After being forced outside into the cold for a few hours until about 9pm, the others were moved to a council shelter.
Tshwane metro police spokesperson Superintendent Alta Fourie said their legal department, at the request of the Tshwane metro, had ordered the eviction.
"The order was served on Friday and they had until midday on Sunday to vacate the building. We gave them more time and extended the deadline until 3pm on Monday."
Fourie said that from the beginning they told the pensioners they could not stay and that their action was illegal.
"Food was provided and they were moved to the city hall, but we explained they could not stay there for ever. Unfortunately it came to a point where they had to leave."
It was not the responsibility of the metro police to arrange alternative accommodation, she added.
Pepper spray was used because some people pushed back when officers tried to force them out, nearly pushing them to the ground.
"We are happy with the outcome of the eviction because there was no serious confrontation."

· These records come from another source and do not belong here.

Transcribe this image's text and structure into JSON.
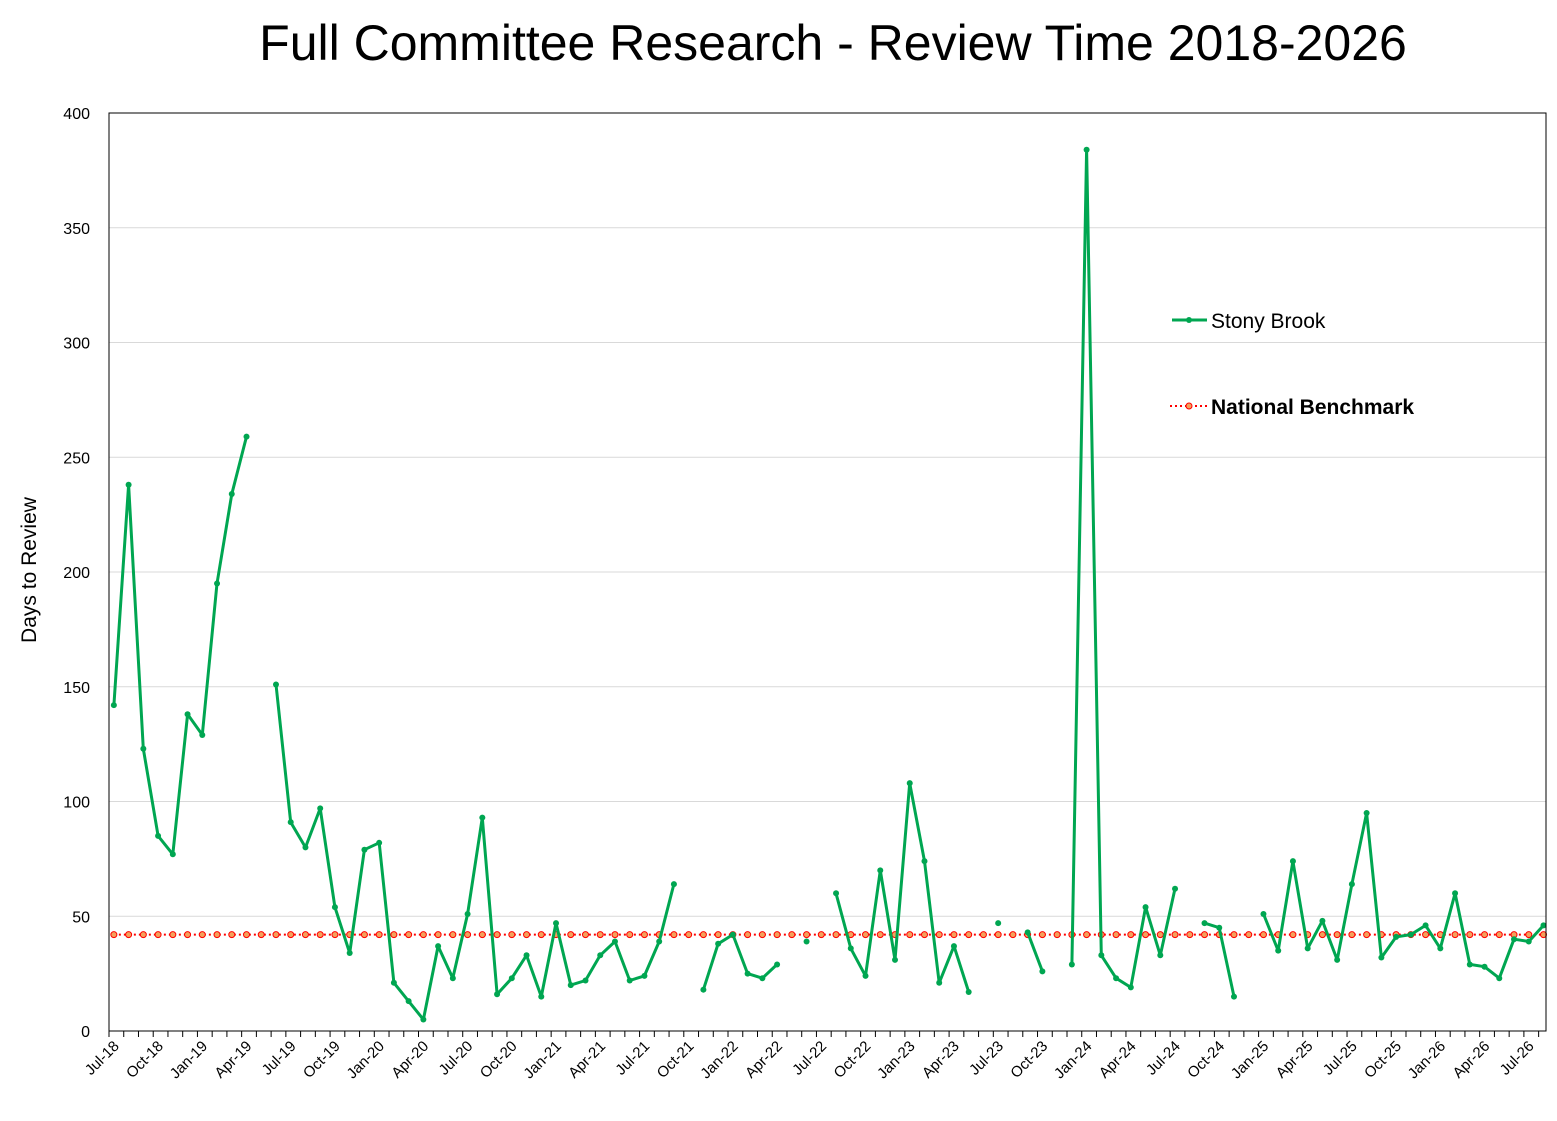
{
  "chart_data": {
    "type": "line",
    "title": "Full Committee Research - Review Time 2018-2026",
    "xlabel": "",
    "ylabel": "Days to Review",
    "ylim": [
      0,
      400
    ],
    "yticks": [
      0,
      50,
      100,
      150,
      200,
      250,
      300,
      350,
      400
    ],
    "grid": true,
    "legend_position": "right",
    "x_tick_labels": [
      "Jul-18",
      "Oct-18",
      "Jan-19",
      "Apr-19",
      "Jul-19",
      "Oct-19",
      "Jan-20",
      "Apr-20",
      "Jul-20",
      "Oct-20",
      "Jan-21",
      "Apr-21",
      "Jul-21",
      "Oct-21",
      "Jan-22",
      "Apr-22",
      "Jul-22",
      "Oct-22",
      "Jan-23",
      "Apr-23",
      "Jul-23",
      "Oct-23",
      "Jan-24",
      "Apr-24",
      "Jul-24",
      "Oct-24",
      "Jan-25",
      "Apr-25",
      "Jul-25",
      "Oct-25",
      "Jan-26",
      "Apr-26",
      "Jul-26"
    ],
    "categories": [
      "Jul-18",
      "Aug-18",
      "Sep-18",
      "Oct-18",
      "Nov-18",
      "Dec-18",
      "Jan-19",
      "Feb-19",
      "Mar-19",
      "Apr-19",
      "May-19",
      "Jun-19",
      "Jul-19",
      "Aug-19",
      "Sep-19",
      "Oct-19",
      "Nov-19",
      "Dec-19",
      "Jan-20",
      "Feb-20",
      "Mar-20",
      "Apr-20",
      "May-20",
      "Jun-20",
      "Jul-20",
      "Aug-20",
      "Sep-20",
      "Oct-20",
      "Nov-20",
      "Dec-20",
      "Jan-21",
      "Feb-21",
      "Mar-21",
      "Apr-21",
      "May-21",
      "Jun-21",
      "Jul-21",
      "Aug-21",
      "Sep-21",
      "Oct-21",
      "Nov-21",
      "Dec-21",
      "Jan-22",
      "Feb-22",
      "Mar-22",
      "Apr-22",
      "May-22",
      "Jun-22",
      "Jul-22",
      "Aug-22",
      "Sep-22",
      "Oct-22",
      "Nov-22",
      "Dec-22",
      "Jan-23",
      "Feb-23",
      "Mar-23",
      "Apr-23",
      "May-23",
      "Jun-23",
      "Jul-23",
      "Aug-23",
      "Sep-23",
      "Oct-23",
      "Nov-23",
      "Dec-23",
      "Jan-24",
      "Feb-24",
      "Mar-24",
      "Apr-24",
      "May-24",
      "Jun-24",
      "Jul-24",
      "Aug-24",
      "Sep-24",
      "Oct-24",
      "Nov-24",
      "Dec-24",
      "Jan-25",
      "Feb-25",
      "Mar-25",
      "Apr-25",
      "May-25",
      "Jun-25",
      "Jul-25",
      "Aug-25",
      "Sep-25",
      "Oct-25",
      "Nov-25",
      "Dec-25",
      "Jan-26",
      "Feb-26",
      "Mar-26",
      "Apr-26",
      "May-26",
      "Jun-26",
      "Jul-26",
      "Aug-26"
    ],
    "series": [
      {
        "name": "Stony Brook",
        "color": "#00a651",
        "marker": "circle",
        "values": [
          142,
          238,
          123,
          85,
          77,
          138,
          129,
          195,
          234,
          259,
          null,
          151,
          91,
          80,
          97,
          54,
          34,
          79,
          82,
          21,
          13,
          5,
          37,
          23,
          51,
          93,
          16,
          23,
          33,
          15,
          47,
          20,
          22,
          33,
          39,
          22,
          24,
          39,
          64,
          null,
          18,
          38,
          42,
          25,
          23,
          29,
          null,
          39,
          null,
          60,
          36,
          24,
          70,
          31,
          108,
          74,
          21,
          37,
          17,
          null,
          47,
          null,
          43,
          26,
          null,
          29,
          384,
          33,
          23,
          19,
          54,
          33,
          62,
          null,
          47,
          45,
          15,
          null,
          51,
          35,
          74,
          36,
          48,
          31,
          64,
          95,
          32,
          41,
          42,
          46,
          36,
          60,
          29,
          28,
          23,
          40,
          39,
          46
        ]
      },
      {
        "name": "National Benchmark",
        "color": "#ff0000",
        "marker": "circle",
        "style": "dotted",
        "constant_value": 42
      }
    ]
  }
}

The pensioners, all former mineworkers, spent a rough night as shelters in the inner city scrambled to accommodate them.
The Tshwane Metro Police last night ferried the people to Number Two Struben Street Shelter after the eviction, only to find it was already full.
Space was made and some of the group who were accommodated in the kitchen and TV room while others were taken the Schubart Park Shelter.
Weary after an emotional day, the group was finally settled after midnight.
Steam rose from the group of elderly men huddled together as they sipped warm coffee outside the Struben Street shelter this morning - they were the handful who could afford something warm to drink.
Later Pretoria residents took care of the pensioners.
"The group has been separated into two smaller groups of about 300 and 500 each and they are staying in open halls in blocks of flats in the Pretoria CBD," said Willie Fuledi, spokesman for the Ex-Mineworkers Union of SA.
Fuledi said the union was now seeking to launch a court action against the police for removing its members from the Union Buildings and the City Hall.
The union has also claimed as many as four of its members died during the protests, but this could not be confirmed.